Greg Thompson

Personal information
- Full name: Greg James Thompson
- Born: 17 September 1987 (age 38) Lisburn, Northern Ireland
- Height: 6 ft 0 in (1.83 m)
- Batting: Right-handed
- Bowling: Right-arm leg break
- Role: Bowler

International information
- National side: Ireland (2004–2019);
- ODI debut (cap 23): 18 March 2008 v Bangladesh
- Last ODI: 22 March 2008 v Bangladesh
- T20I debut (cap 39): 5 September 2016 v Hong Kong
- Last T20I: 14 July 2019 v Zimbabwe

Domestic team information
- 2005: Lancashire
- 2007–2008: Durham UCCE
- 2013–present: Northern Knights

Career statistics
| Competition | ODI | T20I | FC | LA |
| Matches | 3 | 10 | 14 | 13 |
| Runs scored | 2 | 107 | 207 | 73 |
| Batting average | 1.00 | 15.28 | 20.70 | 9.12 |
| 100s/50s | 0/0 | 0/0 | 0/0 | 0/0 |
| Top score | 2 | 44 | 38 | 23 |
| Balls bowled | 72 | – | 1,107 | 84 |
| Wickets | 1 | – | 17 | 2 |
| Bowling average | 73.00 | – | 35.58 | 37.50 |
| 5 wickets in innings | 0 | – | 0 | 0 |
| 10 wickets in match | 0 | - | 0 | 0 |
| Best bowling | 1/35 | – | 3/76 | 1/2 |
| Catches/stumpings | 1/– | 2/– | 7/– | 6/– |
- Source: CricketArchive, 21 April 2020

= Greg Thompson (cricketer) =

Irish cricketer (born 1987)

Greg James Thompson (born 17 September 1987) is an Irish cricketer from Northern Ireland.

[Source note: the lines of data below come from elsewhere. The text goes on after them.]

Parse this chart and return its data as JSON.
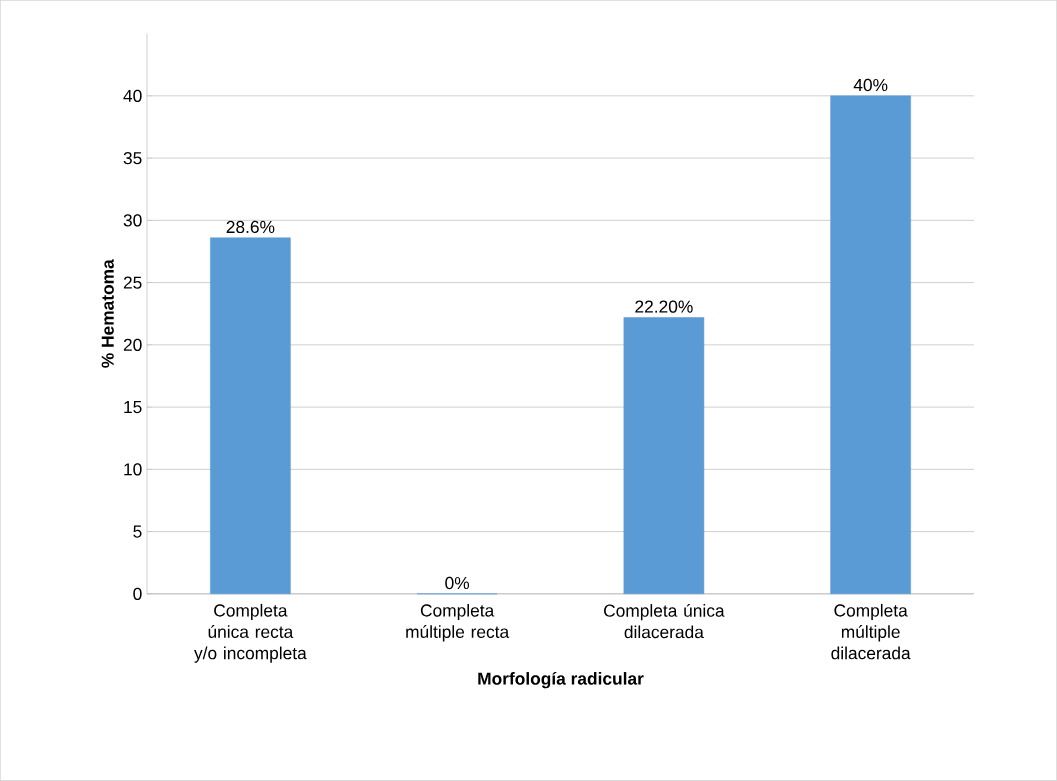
{
  "chart_data": {
    "type": "bar",
    "xlabel": "Morfología radicular",
    "ylabel": "% Hematoma",
    "categories": [
      "Completa única recta y/o incompleta",
      "Completa múltiple recta",
      "Completa única dilacerada",
      "Completa múltiple dilacerada"
    ],
    "values": [
      28.6,
      0,
      22.2,
      40
    ],
    "value_labels": [
      "28.6%",
      "0%",
      "22.20%",
      "40%"
    ],
    "color": "#5b9bd5",
    "ylim": [
      0,
      45
    ],
    "yticks": [
      0,
      5,
      10,
      15,
      20,
      25,
      30,
      35,
      40
    ],
    "grid": "y"
  }
}
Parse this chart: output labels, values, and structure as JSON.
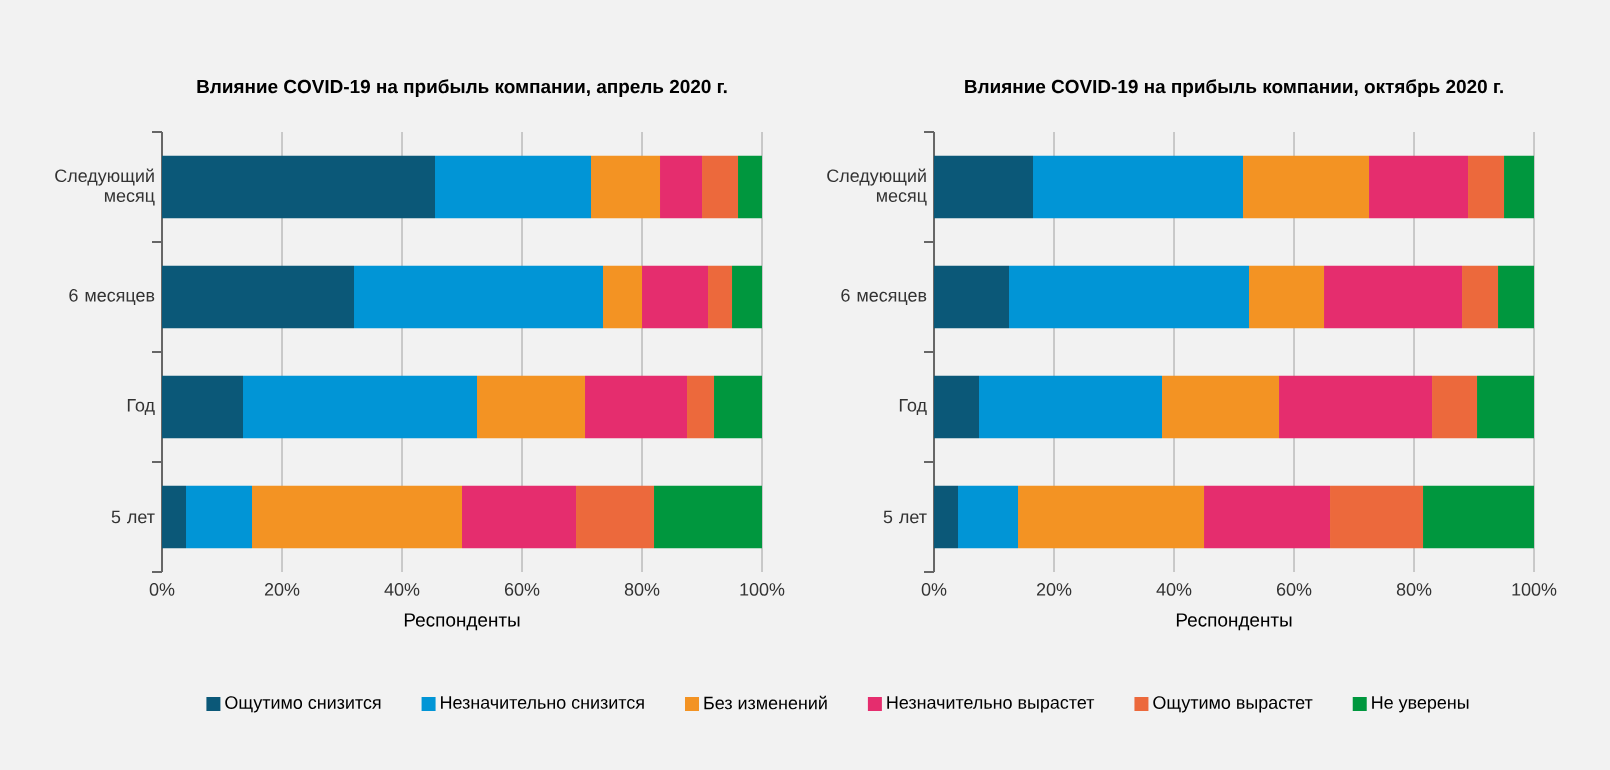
{
  "chart_data": [
    {
      "type": "bar",
      "orientation": "horizontal",
      "stacked": true,
      "title": "Влияние COVID-19 на прибыль компании, апрель 2020 г.",
      "xlabel": "Респонденты",
      "categories": [
        "Следующий месяц",
        "6 месяцев",
        "Год",
        "5 лет"
      ],
      "xlim": [
        0,
        100
      ],
      "xticks": [
        {
          "value": 0,
          "label": "0%"
        },
        {
          "value": 20,
          "label": "20%"
        },
        {
          "value": 40,
          "label": "40%"
        },
        {
          "value": 60,
          "label": "60%"
        },
        {
          "value": 80,
          "label": "80%"
        },
        {
          "value": 100,
          "label": "100%"
        }
      ],
      "grid": "x",
      "legend": "bottom",
      "series": [
        {
          "name": "Ощутимо снизится",
          "color": "#0b5878",
          "values": [
            45.5,
            32,
            13.5,
            4
          ]
        },
        {
          "name": "Незначительно снизится",
          "color": "#0195d6",
          "values": [
            26,
            41.5,
            39,
            11
          ]
        },
        {
          "name": "Без изменений",
          "color": "#f39323",
          "values": [
            11.5,
            6.5,
            18,
            35
          ]
        },
        {
          "name": "Незначительно вырастет",
          "color": "#e52d6e",
          "values": [
            7,
            11,
            17,
            19
          ]
        },
        {
          "name": "Ощутимо вырастет",
          "color": "#ec693c",
          "values": [
            6,
            4,
            4.5,
            13
          ]
        },
        {
          "name": "Не уверены",
          "color": "#00973e",
          "values": [
            4,
            5,
            8,
            18
          ]
        }
      ]
    },
    {
      "type": "bar",
      "orientation": "horizontal",
      "stacked": true,
      "title": "Влияние COVID-19 на прибыль компании, октябрь 2020 г.",
      "xlabel": "Респонденты",
      "categories": [
        "Следующий месяц",
        "6 месяцев",
        "Год",
        "5 лет"
      ],
      "xlim": [
        0,
        100
      ],
      "xticks": [
        {
          "value": 0,
          "label": "0%"
        },
        {
          "value": 20,
          "label": "20%"
        },
        {
          "value": 40,
          "label": "40%"
        },
        {
          "value": 60,
          "label": "60%"
        },
        {
          "value": 80,
          "label": "80%"
        },
        {
          "value": 100,
          "label": "100%"
        }
      ],
      "grid": "x",
      "series": [
        {
          "color": "#0b5878",
          "values": [
            16.5,
            12.5,
            7.5,
            4
          ]
        },
        {
          "color": "#0195d6",
          "values": [
            35,
            40,
            30.5,
            10
          ]
        },
        {
          "color": "#f39323",
          "values": [
            21,
            12.5,
            19.5,
            31
          ]
        },
        {
          "color": "#e52d6e",
          "values": [
            16.5,
            23,
            25.5,
            21
          ]
        },
        {
          "color": "#ec693c",
          "values": [
            6,
            6,
            7.5,
            15.5
          ]
        },
        {
          "color": "#00973e",
          "values": [
            5,
            6,
            9.5,
            18.5
          ]
        }
      ]
    }
  ]
}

He is a right-handed batsman and a leg-break bowler. He has played for Ireland since 2004, playing for the full squad before reverting to play for the Under-17, Under-19 and Under-23 teams respectively from 2005 onwards. He is at Royal School Armagh. He played for Lancashire during 2005, having played for Hampshire's Second XI in 2004. He represented Lancashire in the Second XI trophy during 2006.

Thompson represented Ireland in the 2004 and 2006 Under-19 World Cups. He made his One Day International (ODI) debut against Bangladesh on 18 March 2008, and went on to play in all three matches of this tour (his only ODI appearances to date). He made his Twenty20 International (T20I) debut against Hong Kong more than 8 years later on 5 September 2016.

He is the joint leading wicket-taker along with Moisés Henriques in Under-19 Cricket World Cup tournament history with 27 dismissals.

In July 2019, he was selected to play for the Belfast Titans in the inaugural edition of the Euro T20 Slam cricket tournament. However, the following month the tournament was cancelled.